The main link in pathogenesis is damage to the circulatory system. The vessels of the microcirculatory bed are most susceptible to changes. Due to the toxic effect of the influenza virus and its components on the vascular wall, its permeability increases, which causes hemorrhagic syndrome in patients. Increased vascular permeability and increased "fragility" of vessels lead to edema of the mucous membrane of the respiratory tract and lung tissue, multiple hemorrhages in the alveoli and interstitium of the lungs, as well as in almost all internal organs.

In case of intoxication and the resulting pulmonary ventilation disorders and hypoxemia, microcirculation is disrupted: the venulo-capillary blood flow rate slows down, the ability of erythrocytes and thrombocytes to aggregate increases, vascular permeability increases, the fibrinolytic activity of blood serum decreases, and blood viscosity increases. All this can lead to disseminated intravascular coagulation, an important link in the pathogenesis of infectious-toxic shock. Hemodynamic disorders, microcirculation, and hypoxia contribute to the occurrence of dystrophic changes in the myocardium.

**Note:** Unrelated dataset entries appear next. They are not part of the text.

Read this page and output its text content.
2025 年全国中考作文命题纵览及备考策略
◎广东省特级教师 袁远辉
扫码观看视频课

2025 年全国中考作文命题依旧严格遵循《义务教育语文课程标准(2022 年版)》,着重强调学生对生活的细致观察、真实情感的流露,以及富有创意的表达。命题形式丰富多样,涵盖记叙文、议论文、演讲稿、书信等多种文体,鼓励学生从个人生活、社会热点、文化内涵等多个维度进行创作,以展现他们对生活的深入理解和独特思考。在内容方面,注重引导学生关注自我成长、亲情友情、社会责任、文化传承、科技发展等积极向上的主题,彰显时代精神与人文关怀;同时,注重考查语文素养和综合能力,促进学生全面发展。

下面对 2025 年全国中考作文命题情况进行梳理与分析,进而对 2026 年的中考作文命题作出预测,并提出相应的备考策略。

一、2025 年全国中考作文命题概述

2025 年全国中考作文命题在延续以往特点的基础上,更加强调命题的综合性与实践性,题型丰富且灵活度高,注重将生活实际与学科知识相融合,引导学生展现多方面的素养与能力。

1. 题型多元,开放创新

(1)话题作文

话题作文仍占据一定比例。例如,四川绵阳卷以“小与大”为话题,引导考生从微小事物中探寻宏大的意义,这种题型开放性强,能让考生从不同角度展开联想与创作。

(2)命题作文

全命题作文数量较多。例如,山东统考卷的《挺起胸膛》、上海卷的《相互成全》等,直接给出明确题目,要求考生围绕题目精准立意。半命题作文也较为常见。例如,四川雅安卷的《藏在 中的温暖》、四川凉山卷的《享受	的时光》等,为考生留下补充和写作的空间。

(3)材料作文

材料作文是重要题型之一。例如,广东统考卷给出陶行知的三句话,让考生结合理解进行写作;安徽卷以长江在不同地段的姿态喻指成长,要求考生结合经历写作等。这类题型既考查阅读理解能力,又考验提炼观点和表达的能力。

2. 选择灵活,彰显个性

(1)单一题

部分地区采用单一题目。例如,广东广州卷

Circulation disorders caused by vascular damage play an important role in damaging the functions of the central nervous system and the autonomic nervous system. The effect of the virus on the receptors of the vascular plexus contributes to hypersecretion of cerebrospinal fluid, intracranial hypertension, circulatory disorders, and cerebral edema. High vascularization in the hypothalamus and pituitary gland, which carry out neurovegetative, neuroendocrine, and neurohumoral regulation, causes the development of a complex of functional disorders of the nervous system. In the acute period of the disease, sympathicotonia occurs, leading to the development of hyperthermia, dryness and pallor of the skin, increased heart rate, and increased blood pressure. With a decrease in toxicosis, signs of excitation of the parasympathetic division of the autonomic nervous system are noted: lethargy, drowsiness, decreased body temperature, decreased pulse rate, drop in blood pressure, muscle weakness, adynamia (asthenovegetative syndrome).

A significant role in the pathogenesis of influenza and its complications, as well as in the development of inflammatory changes in the respiratory tract, belongs to bacterial microflora, the activation of which contributes to damage to the epithelium and the development of immunosuppression. Allergic reactions to influenza occur to antigens of both the virus itself and bacterial microflora, as well as to the decay products of affected cells.

The severity of influenza is partly determined by the virulence of the influenza virus, but to a greater extent by the state of the host's immune system.